AB 2447 isn’t about adding bureaucracy. Nobody is saying that building should stop … certainly not in these times. But when catastrophic wildland fires can wipe out a local economy as they devastate lives, the cost of winking away the risk is just too steep. The people moving into these new homes deserve to know who’s going to answer the alarm in an emergency. The taxpayers who pay the freight deserve the same assurances an investor or insurer would receive that we are not allowing subdivisions to be purposefully built in harm’s way.

We’ve learned a lot from the extraordinary fires of the past six years. The Legislature has responded by mandating defensible space area around homes, saying that a property must be cleared to deny an oncoming fire the fuels needed to escalate the flames. Governments have also taken steps to use more non-igniting “firesafe” materials. The quickly burning wooden roofs of yesteryear are being replaced with tile and metal and these building materials will clearly make it more difficult for fires to take off.

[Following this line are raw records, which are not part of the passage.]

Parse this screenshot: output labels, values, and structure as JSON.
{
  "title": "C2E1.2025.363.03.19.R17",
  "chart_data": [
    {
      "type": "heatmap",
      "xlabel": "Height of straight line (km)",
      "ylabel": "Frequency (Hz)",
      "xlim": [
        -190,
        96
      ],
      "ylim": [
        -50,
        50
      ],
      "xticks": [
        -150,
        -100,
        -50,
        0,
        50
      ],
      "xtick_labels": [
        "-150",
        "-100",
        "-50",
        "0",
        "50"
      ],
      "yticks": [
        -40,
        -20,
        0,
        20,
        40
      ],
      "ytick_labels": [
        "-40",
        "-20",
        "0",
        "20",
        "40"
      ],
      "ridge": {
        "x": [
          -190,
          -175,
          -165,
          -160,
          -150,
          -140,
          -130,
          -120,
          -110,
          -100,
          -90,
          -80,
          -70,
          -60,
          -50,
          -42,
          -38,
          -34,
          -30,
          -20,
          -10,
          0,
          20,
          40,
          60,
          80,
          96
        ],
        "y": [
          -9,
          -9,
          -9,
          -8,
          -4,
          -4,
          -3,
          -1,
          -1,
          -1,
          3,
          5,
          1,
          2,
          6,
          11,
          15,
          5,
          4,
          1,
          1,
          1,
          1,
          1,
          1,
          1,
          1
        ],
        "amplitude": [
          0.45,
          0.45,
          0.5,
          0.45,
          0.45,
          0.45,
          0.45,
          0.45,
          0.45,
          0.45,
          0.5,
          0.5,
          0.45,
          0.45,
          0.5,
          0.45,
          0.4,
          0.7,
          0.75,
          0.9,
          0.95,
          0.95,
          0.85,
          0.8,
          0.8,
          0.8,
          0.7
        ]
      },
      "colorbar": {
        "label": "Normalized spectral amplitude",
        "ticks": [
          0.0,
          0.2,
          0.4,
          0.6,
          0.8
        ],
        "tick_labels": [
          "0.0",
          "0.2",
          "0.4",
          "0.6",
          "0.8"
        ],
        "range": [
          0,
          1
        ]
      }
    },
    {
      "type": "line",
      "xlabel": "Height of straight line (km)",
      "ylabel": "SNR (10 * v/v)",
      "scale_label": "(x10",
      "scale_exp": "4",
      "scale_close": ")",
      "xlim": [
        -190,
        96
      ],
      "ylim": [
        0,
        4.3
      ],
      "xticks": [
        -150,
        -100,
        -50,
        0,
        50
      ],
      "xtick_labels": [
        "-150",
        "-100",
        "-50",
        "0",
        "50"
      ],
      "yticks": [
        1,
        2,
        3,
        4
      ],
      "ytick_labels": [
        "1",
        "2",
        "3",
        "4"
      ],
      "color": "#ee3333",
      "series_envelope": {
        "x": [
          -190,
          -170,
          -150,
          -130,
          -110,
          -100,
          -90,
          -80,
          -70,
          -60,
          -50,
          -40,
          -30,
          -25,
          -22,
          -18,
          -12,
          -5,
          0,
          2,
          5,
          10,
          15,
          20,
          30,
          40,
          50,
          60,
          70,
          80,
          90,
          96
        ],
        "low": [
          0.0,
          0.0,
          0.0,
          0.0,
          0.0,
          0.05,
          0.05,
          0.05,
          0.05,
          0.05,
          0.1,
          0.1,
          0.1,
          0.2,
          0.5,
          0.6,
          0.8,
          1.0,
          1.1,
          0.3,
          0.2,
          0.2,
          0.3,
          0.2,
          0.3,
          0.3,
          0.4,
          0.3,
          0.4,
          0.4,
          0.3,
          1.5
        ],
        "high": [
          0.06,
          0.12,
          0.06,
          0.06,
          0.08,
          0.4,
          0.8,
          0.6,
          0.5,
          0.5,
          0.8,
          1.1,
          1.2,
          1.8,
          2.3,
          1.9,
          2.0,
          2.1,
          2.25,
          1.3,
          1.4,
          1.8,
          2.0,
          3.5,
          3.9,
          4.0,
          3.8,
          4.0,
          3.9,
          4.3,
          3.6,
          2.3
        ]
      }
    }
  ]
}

But as important as these steps are, there’s no such thing as a fire-proof subdivision. If we can’t get to your home in time, it’s going to burn up. We don’t want it to happen with you in it.

At the end of day we know California is going to burn. It only makes sense to understand how we are going to put those fires out. Assemblyman Jones’s bill just says that we remove the mystery of how disaster will be averted. Asking the “What do we need?” questions on the front end makes a whole lot more sense than asking the “What if?” questions in the midst of smoldering ruins.